Minggu, 25 November 2007

Pengaruh budaya dan desain pada Label Jamu Sehat “Jakula”

Jamu Jakula merupakan produk jamu kuat yang berasal dari Aceh. Aceh sendiri adalah wilayah yang memiliki budaya yang kaya dan unik. Sebagai wilayah pelabuhan yang ramai sejak berabad-abad yang lalu, Aceh selalu ramai didatangi oleh berbagai bangsa asing, termasuk di dalamnya bangsa Arab, China, Eropa, dan India. Akibatnya, tidaklah mengherankan bila budaya Aceh sendiri pun terpengaruh dan mengalami asimilasi dengan budaya bangsa-bangsa tersebut di atas.
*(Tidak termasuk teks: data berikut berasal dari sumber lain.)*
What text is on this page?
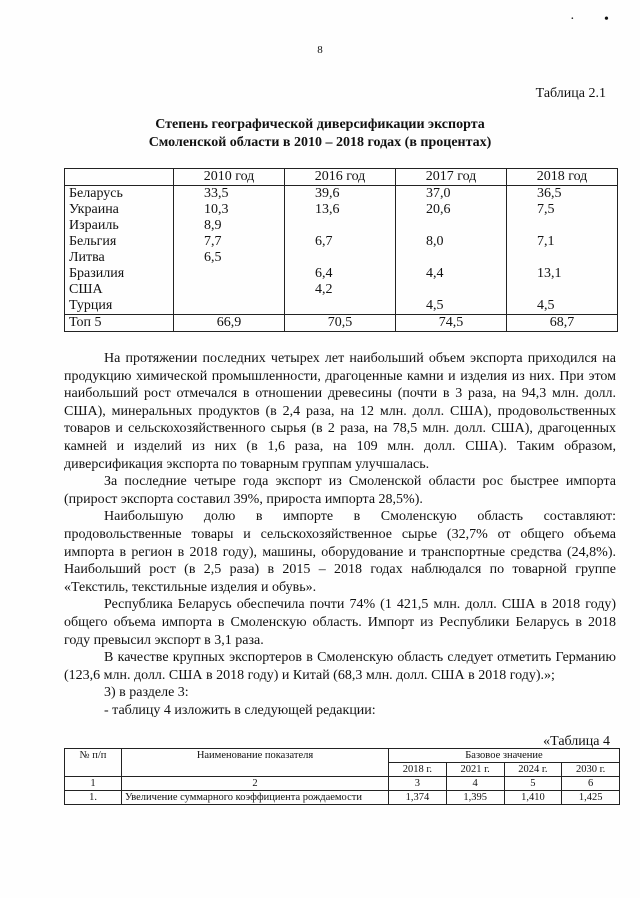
· •
8
Таблица 2.1
Степень географической диверсификации экспорта
Смоленской области в 2010 – 2018 годах (в процентах)
	2010 год	2016 год	2017 год	2018 год
Беларусь	33,5	39,6	37,0	36,5
Украина	10,3	13,6	20,6	7,5
Израиль	8,9			
Бельгия	7,7	6,7	8,0	7,1
Литва	6,5			
Бразилия		6,4	4,4	13,1
США		4,2		
Турция			4,5	4,5
Топ 5	66,9	70,5	74,5	68,7

На протяжении последних четырех лет наибольший объем экспорта приходился на продукцию химической промышленности, драгоценные камни и изделия из них. При этом наибольший рост отмечался в отношении древесины (почти в 3 раза, на 94,3 млн. долл. США), минеральных продуктов (в 2,4 раза, на 12 млн. долл. США), продовольственных товаров и сельскохозяйственного сырья (в 2 раза, на 78,5 млн. долл. США), драгоценных камней и изделий из них (в 1,6 раза, на 109 млн. долл. США). Таким образом, диверсификация экспорта по товарным группам улучшалась.

За последние четыре года экспорт из Смоленской области рос быстрее импорта (прирост экспорта составил 39%, прироста импорта 28,5%).

Наибольшую долю в импорте в Смоленскую область составляют: продовольственные товары и сельскохозяйственное сырье (32,7% от общего объема импорта в регион в 2018 году), машины, оборудование и транспортные средства (24,8%). Наибольший рост (в 2,5 раза) в 2015 – 2018 годах наблюдался по товарной группе «Текстиль, текстильные изделия и обувь».

Республика Беларусь обеспечила почти 74% (1 421,5 млн. долл. США в 2018 году) общего объема импорта в Смоленскую область. Импорт из Республики Беларусь в 2018 году превысил экспорт в 3,1 раза.

В качестве крупных экспортеров в Смоленскую область следует отметить Германию (123,6 млн. долл. США в 2018 году) и Китай (68,3 млн. долл. США в 2018 году).»;

3) в разделе 3:

- таблицу 4 изложить в следующей редакции:

«Таблица 4
№ п/п	Наименование показателя	Базовое значение			
		2018 г.	2021 г.	2024 г.	2030 г.
1	2	3	4	5	6
1.	Увеличение суммарного коэффициента рождаемости	1,374	1,395	1,410	1,425
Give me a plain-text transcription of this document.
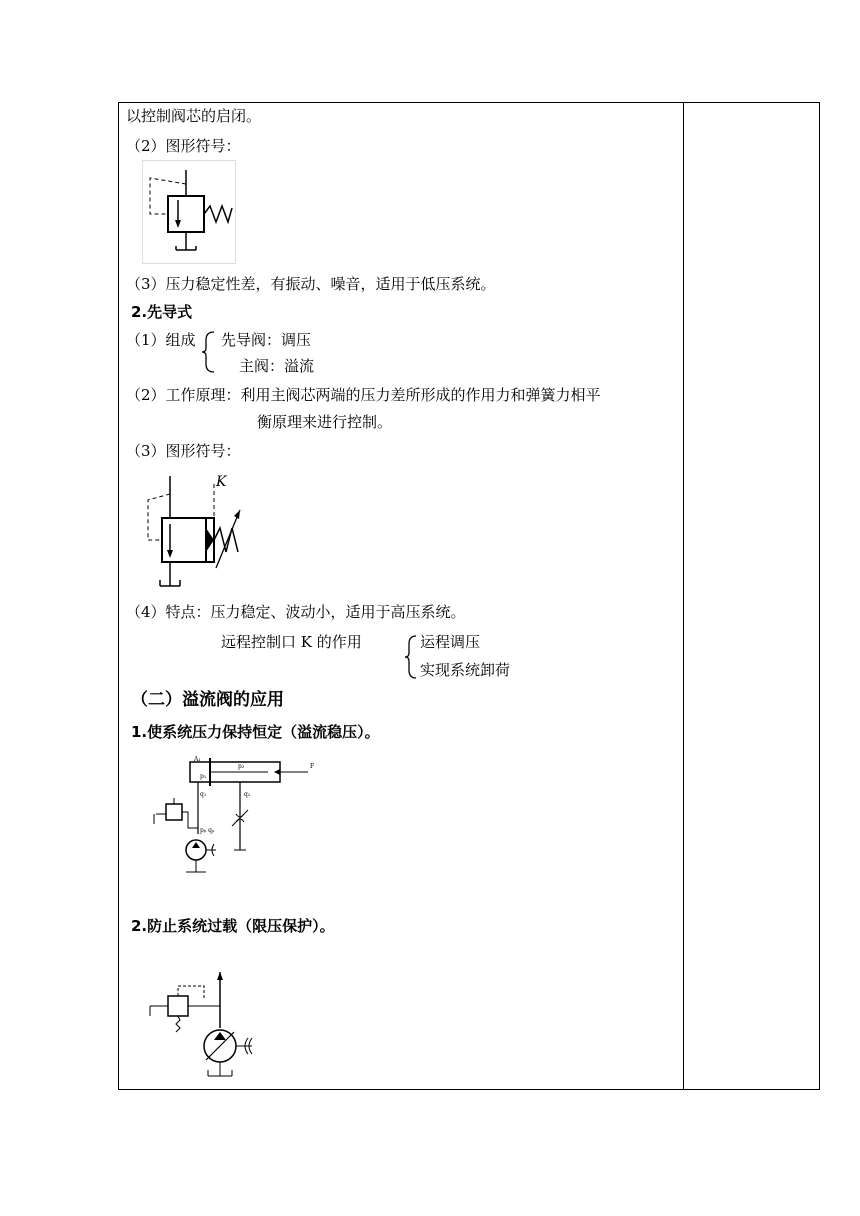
以控制阀芯的启闭。
（2）图形符号：
（3）压力稳定性差，有振动、噪音，适用于低压系统。
2.先导式
（1）组成 先导阀：调压
主阀：溢流
（2）工作原理：利用主阀芯两端的压力差所形成的作用力和弹簧力相平
衡原理来进行控制。
（3）图形符号：
K
（4）特点：压力稳定、波动小，适用于高压系统。
远程控制口 K 的作用	运程调压
实现系统卸荷
（二）溢流阀的应用
1.使系统压力保持恒定（溢流稳压）。
A₁
p₁
p₂	F
q₁	q₂
pₚ qₚ
2.防止系统过载（限压保护）。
Hal ini juga berpengaruh pada gaya desain dari kemasan Jamu Sehat “Jakula”.
Setelah melalui penyelidikan yang panjang, kami berhasil menyimpulkan pengaruh budaya dala desain Jamu Sehat “Jakula” sebagai berikut:
1. Pengaruh budaya Islam
Budaya Islam tampak pada motif dari tumbuhan yang melingkari sosok pria kuat. Ternyata motif tersebut merupakan motif yang banyak digunakan dalam desain Islami.




ornamen Islam

2. Pengaruh budaya Barat
Hal ini tampak pada penggunaan elemen pita dan penggunaan beberapa kata dalam bahasa Inggris yaitu “trademark” dan “special”

Lambang Kerajaan Belanda

Hal ini juga terasa dalam lay-out label “Jakula” di mana terasa adanya pengaruh dari gaya Plakatstil atau gaya Plakat, yaitu suatu gerakan desain modern di Jerman awal
abad ke-20 yang memfokuskan pada satu obyek image produk dengan kalimat teks yang minimal serta penggunaan tipografi yang sangat lugas dan tegas (bold). Aplikasinya pada kemasan Jakula terlihat dari penggunaan 1 image utama yang sentries meskipun juga ditambah beberapa elemen pendukung, serta penggunaan teks yang sederhana, legible, dan bold.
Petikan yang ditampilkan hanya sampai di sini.